万里香・1
柊は和眞に与えられる快楽に溺れていく自分自身を、不思議な気分で眺めていた。
昨夜も激しく抱かれたばかりなのだ。まさか今晩、和眞が自分を求めてくるとは思っていなかった。
弓削昴と思われる人物からの連絡を受け、姿を消した和眞が帰ってきたのは、十時を回ろうかという遅い時間だ。
何があったのか探ろうとするのを遮るように
「遅いから、また明日な」
と答える和眞の手が、柊の頭の上に乗った。
「……はい」
和眞の表情には、柊に対する気まずさなんて、微塵も感じられない。それどころかどこか甘く目を細めて、柊を見つめている。
これだ。この表情なのだ。この愛おしいものを見るかのようなこの目が、この顔が、柊の心を締め付けてくる。
弓削昴との間に、何があったのか。
和眞は本気で昴のことを好きだったのではないか。だから妊娠相手であるという嘘を否定しなかったのではないか。そうすることで、昴を手に入れようとしたのではないか。
和眞の帰りを待つ間、戻ってきた和眞は、自分に対してどんな態度を取るだろうかと、柊は想像し、心の準備を整えていたはずだった。
どこかよそよそしくなるだろうか。
目を合わせなくなるかもしれない。
それなのに、予想を裏切るような甘い表情で見つめられて、そのまま押し倒されてしまった。
予想外過ぎて、さすがの柊の気持ちもついていかない。
いつもだったら、余裕のある笑顔をみせて、先を急ごうと滾った和眞のものを丁寧に愛撫してやるのに。
「え? 和眞様……お疲れなのでは……ちょ? ちょっと……」
などと混乱している内に、あれよあれよと和眞に翻弄されていた。
そういえば今までベットインするときは、シャワーを浴び、すでに裸の状態だった。
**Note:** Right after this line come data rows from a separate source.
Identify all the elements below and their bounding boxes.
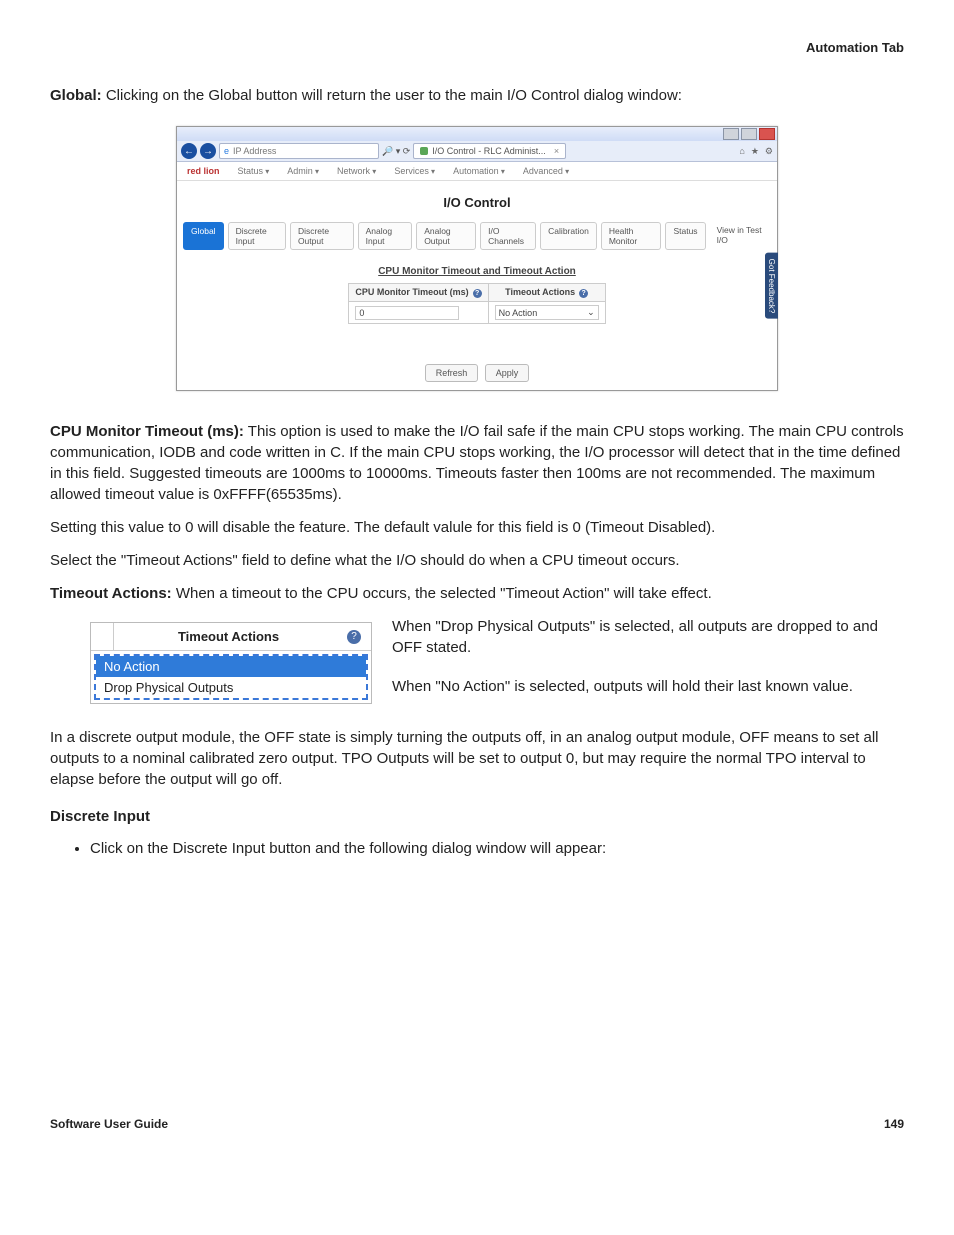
select-actions-paragraph: Select the "Timeout Actions" field to de… <box>50 550 904 571</box>
discrete-input-bullets: Click on the Discrete Input button and t… <box>90 840 904 857</box>
col-cpu-timeout: CPU Monitor Timeout (ms)? <box>349 284 488 302</box>
help-icon: ? <box>579 289 588 298</box>
refresh-button: Refresh <box>425 364 479 382</box>
io-tab-global: Global <box>183 222 224 250</box>
apply-button: Apply <box>485 364 530 382</box>
browser-address-bar: ← → e IP Address 🔎 ▾ ⟳ I/O Control - RLC… <box>177 141 777 162</box>
window-close-icon <box>759 128 775 140</box>
window-maximize-icon <box>741 128 757 140</box>
menu-advanced: Advanced <box>523 166 569 176</box>
address-tool-icons: 🔎 ▾ ⟳ <box>382 146 410 157</box>
io-tab-io-channels: I/O Channels <box>480 222 536 250</box>
zero-disable-paragraph: Setting this value to 0 will disable the… <box>50 517 904 538</box>
home-icon: ⌂ <box>739 146 744 157</box>
io-tab-analog-input: Analog Input <box>358 222 413 250</box>
option-drop-outputs: Drop Physical Outputs <box>96 677 366 698</box>
timeout-actions-paragraph: Timeout Actions: When a timeout to the C… <box>50 583 904 604</box>
ie-icon: e <box>224 146 229 156</box>
footer-right: 149 <box>884 1117 904 1131</box>
io-tab-health-monitor: Health Monitor <box>601 222 662 250</box>
cpu-section-title: CPU Monitor Timeout and Timeout Action <box>177 256 777 283</box>
timeout-actions-label: Timeout Actions: <box>50 585 172 602</box>
page-footer: Software User Guide 149 <box>50 1117 904 1131</box>
option-no-action: No Action <box>96 656 366 677</box>
menu-admin: Admin <box>287 166 319 176</box>
global-label: Global: <box>50 87 102 104</box>
io-tab-analog-output: Analog Output <box>416 222 476 250</box>
io-tab-discrete-output: Discrete Output <box>290 222 354 250</box>
dropdown-header: Timeout Actions <box>114 623 343 650</box>
io-tab-row: Global Discrete Input Discrete Output An… <box>177 222 777 256</box>
tab-favicon <box>420 147 428 155</box>
io-tab-view-test-io: View in Test I/O <box>710 222 771 250</box>
browser-tab: I/O Control - RLC Administ... × <box>413 143 566 159</box>
drag-grip-icon <box>91 623 114 650</box>
star-icon: ★ <box>751 146 759 157</box>
tab-close-icon: × <box>554 146 559 156</box>
browser-top-icons: ⌂ ★ ⚙ <box>739 146 773 157</box>
menu-services: Services <box>394 166 435 176</box>
page-header-right: Automation Tab <box>50 40 904 55</box>
menu-network: Network <box>337 166 376 176</box>
dropdown-list: No Action Drop Physical Outputs <box>94 654 368 700</box>
address-placeholder: IP Address <box>233 146 276 156</box>
cpu-timeout-paragraph: CPU Monitor Timeout (ms): This option is… <box>50 421 904 505</box>
help-icon: ? <box>347 630 361 644</box>
discrete-input-heading: Discrete Input <box>50 808 904 825</box>
window-titlebar <box>177 127 777 141</box>
timeout-actions-dropdown-screenshot: Timeout Actions ? No Action Drop Physica… <box>90 622 372 704</box>
cpu-timeout-label: CPU Monitor Timeout (ms): <box>50 423 244 440</box>
io-control-screenshot: ← → e IP Address 🔎 ▾ ⟳ I/O Control - RLC… <box>176 126 778 391</box>
app-menubar: red lion Status Admin Network Services A… <box>177 162 777 181</box>
global-text: Clicking on the Global button will retur… <box>102 87 682 104</box>
nav-forward-icon: → <box>200 143 216 159</box>
chevron-down-icon: ⌄ <box>587 307 595 318</box>
feedback-tab: Got Feedback? <box>765 252 778 319</box>
io-tab-calibration: Calibration <box>540 222 597 250</box>
menu-automation: Automation <box>453 166 505 176</box>
address-input: e IP Address <box>219 143 379 159</box>
help-icon: ? <box>473 289 482 298</box>
window-minimize-icon <box>723 128 739 140</box>
gear-icon: ⚙ <box>765 146 773 157</box>
browser-tab-label: I/O Control - RLC Administ... <box>432 146 546 156</box>
nav-back-icon: ← <box>181 143 197 159</box>
menu-status: Status <box>238 166 270 176</box>
intro-paragraph: Global: Clicking on the Global button wi… <box>50 85 904 106</box>
cpu-timeout-table: CPU Monitor Timeout (ms)? Timeout Action… <box>348 283 605 324</box>
timeout-actions-select: No Action⌄ <box>495 305 599 320</box>
footer-left: Software User Guide <box>50 1117 168 1131</box>
io-control-title: I/O Control <box>177 181 777 222</box>
cpu-timeout-input <box>355 306 459 320</box>
discrete-module-paragraph: In a discrete output module, the OFF sta… <box>50 727 904 790</box>
io-tab-discrete-input: Discrete Input <box>228 222 286 250</box>
col-timeout-actions: Timeout Actions? <box>488 284 605 302</box>
io-tab-status: Status <box>665 222 705 250</box>
discrete-input-bullet-1: Click on the Discrete Input button and t… <box>90 840 904 857</box>
brand-logo: red lion <box>187 166 220 176</box>
timeout-actions-text: When a timeout to the CPU occurs, the se… <box>172 585 712 602</box>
服を着たまま、いきなり押し倒されたのは、はじめてかもしれない。
いつの間にやら柊の衣服は剥ぎ取られていたのだが、和眞はまだ半袖のシャツを着たままだ。
和眞の白くなめらかな肌を直に感じたくて、柊は身悶えた。
柊の耳に「どうした?」と、低音が問いかける。その声にすら、感じてしまいそうだった。
直接誰かの肌に触れたいと渇望したことなど、これまであっただろうか。
「服、嫌です。あなたの肌を感じたい……」
吐息混じりの掠れ声だったが、和眞にはきちんと届いたのだろう。軽く触れるような口吻を残して身を起こすと、和眞は来ていたシャツを脱ぎ捨てた。
柊はせわしなく息を継ぎながら、顕になった和眞の胸板をうっとりと見上げる。
そのなめらかな肌に向かって手を伸ばす。覆いかぶさってきた和眞の胸板にぴたりと手を添えると、しっとりと吸い付くようでいて、するりと滑らかだ。
けれど、柊は知っている。決して口には出さなかったけれど、和眞の身体には、所々に少し引き連れたような跡がある。
ほんのりと赤みを帯びるその傷跡に指を滑らせてみたいと思うのだが、自分ごときがそこに触れてはいけないような気がして、そこに指を伸ばすことは、躊躇われた。
よそ事を考える柊を戒めるように、和眞の指先が、柊の肌に小さく爪を立てる。
「ああ……っ!」
その痛も、今の柊にとっては快楽でしかない。
相性がいい。つまりそういうことなのだろう。
仕事なのだからと特に和眞との相性は気にしなかった。結城のシステムを使えば和眞と柊の相性について、遺伝子レベルまでの解析は可能だろうが、柊はそれを望まなかった。相性が良かろうが悪かろうが、相手をすることに変わりはないのだし、和眞を虜にしてやろうというつもりで学園に乗り込んできたのだ。
余計な事前情報など、特に必要はない。
そう思っていたのに、この鷹司和眞という男は、柊の予想をことごとく裏切っていく。
何枚も重ねた薄いヴェールを剥ぎ取っていったら……その中心でうずくまる和眞自身は、一体どんな男なのだろうか。
知りたくなる。いや、それを知らなければならない。上辺だけで関わっていたのでは、きっとこの男を変えることはできないのだ。
いつだって自分は男を翻弄して、コントロールして、思いのままに操って……そうするすべを教えられてきたのに。それがオメガである自分自身の武器なのに。
揺さぶられ、快楽に溺れるのは、自分ではなく和眞でなくてはいけないのに……。
負けて、しまう。
脳内が空っぽになってしまいそうな快楽に飲み込まれながら、心の奥底で、そんな思いがリフレインする。